В подобных установках вполне различимы следы древнейших мифологических представлений. Голова издавна считалась неприкосновенной и табуировалась как особо священная часть тела; необходимость помыть или постричь волосы всегда обставлялась всяческими магическими предосторожностями[314]. Аналогичным образом можно усмотреть мифологическую основу в распространенном убежденииевропейцев XIX века, согласно которому женщине не рекомендовалось часто принимать ванну, ибо это могло роковым образом сказаться на ее способности иметь детей. Тут стоит отметить корреляцию между женским, грязным и плодовитостью, характерную для многих культур[315].
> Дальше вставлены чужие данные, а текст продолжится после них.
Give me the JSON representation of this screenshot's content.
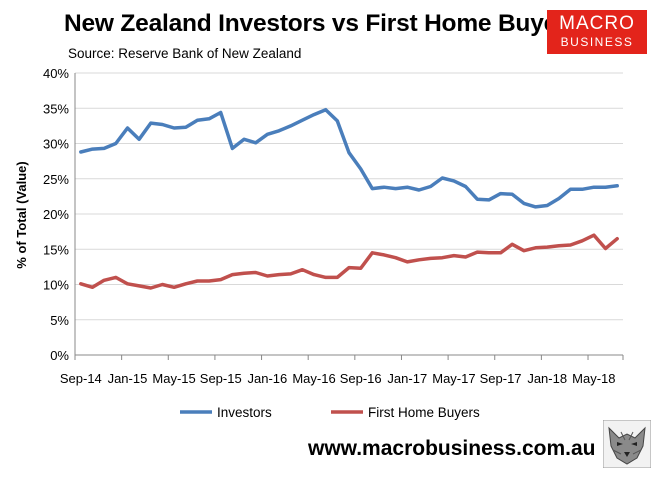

В общественном сознании того времени существовал еще целый ряд соображений по поводу мытья не столько внешне медицинского, сколько откровенно морального свойства. Оставлять наедине с самим собой в ванне молодого человека означало подвергнуть серьезному испытанию его добродетель. Интерес к собственному обнаженному телу почти автоматически подразумевал следующий шаг – искушение заняться самоудовлетворением. А это для пуританских воспитателей юношества был страшный грех. Поэтому в школах мальчиков обычно водили купаться в реке, теплые же ванны в порядке исключения разрешали больным. Относительно девочек моралистические опасения заходили так далеко, что вообще полагалось мыться в сорочке. Наибольший риск связывали с необходимостью гигиены детородных органов и в интересах скромности рекомендовали проводить весь процесс мытья и вытирания с закрытыми глазами. Для молодых людей, страдающих «тайными пороками», выпускали специальные ортопедические бандажи[316].
Подобная паническая сосредоточенность на эротизированной телесности была оборотной стороной ригористического морализма. Гигиенические процедуры, окруженные флером избыточной чувственности, могли быть реабилитированы в глазах общественности только строго научной необходимостью.
Развитие позитивизма и биологии в XIX веке сделало это возможным. На помощь пришли фундаментальные открытия: работы Луи Пастера и Джозефа Листера 1860-х годов сформировали научные представления о вирусах и микробах, а в 1880-е годы уже были идентифицированы бациллы тифа, холеры и туберкулеза. Пастер опроверг прежнюю теорию самозарождения микроорганизмов[317] и разработал методы асептики и антисептики. Однако его учение завоевало признание не сразу. В музее Пастера в Париже часть экспозиции посвящена полемике и дискуссиям по поводу его открытий. Свой институт микробиологии Пастеру удалось создать лишь в 1888 году.
У. Хит. Чудовищная жидкость: вода из Темзы. 1828 г.
Эта революция в медицине вызвала постепенный переворот во взглядах на личную и общественную гигиену. К концу века уже были приняты меры по дезинфекции городских церквей, библиотек, питьевых фонтанчиков. Но самое главное – изменилось отношение к телесной гигиене. На смену видимой телесной грязи пришло понятие незримой инфекции. Были проделаны специальные замеры количества микробов в воде до и после принятия ванны. После серии опытов П. Ремлингер пришел к выводу, что мытье значительно сокращает количество бактерий на человеческой коже. Отныне вода стала восприниматься как союзник в борьбе против инфекционных болезней. Регулярные ванны теперь пропагандировались как оздоровительное и профилактическое средство. Это был кардинальный сдвиг в истории европейской гигиены.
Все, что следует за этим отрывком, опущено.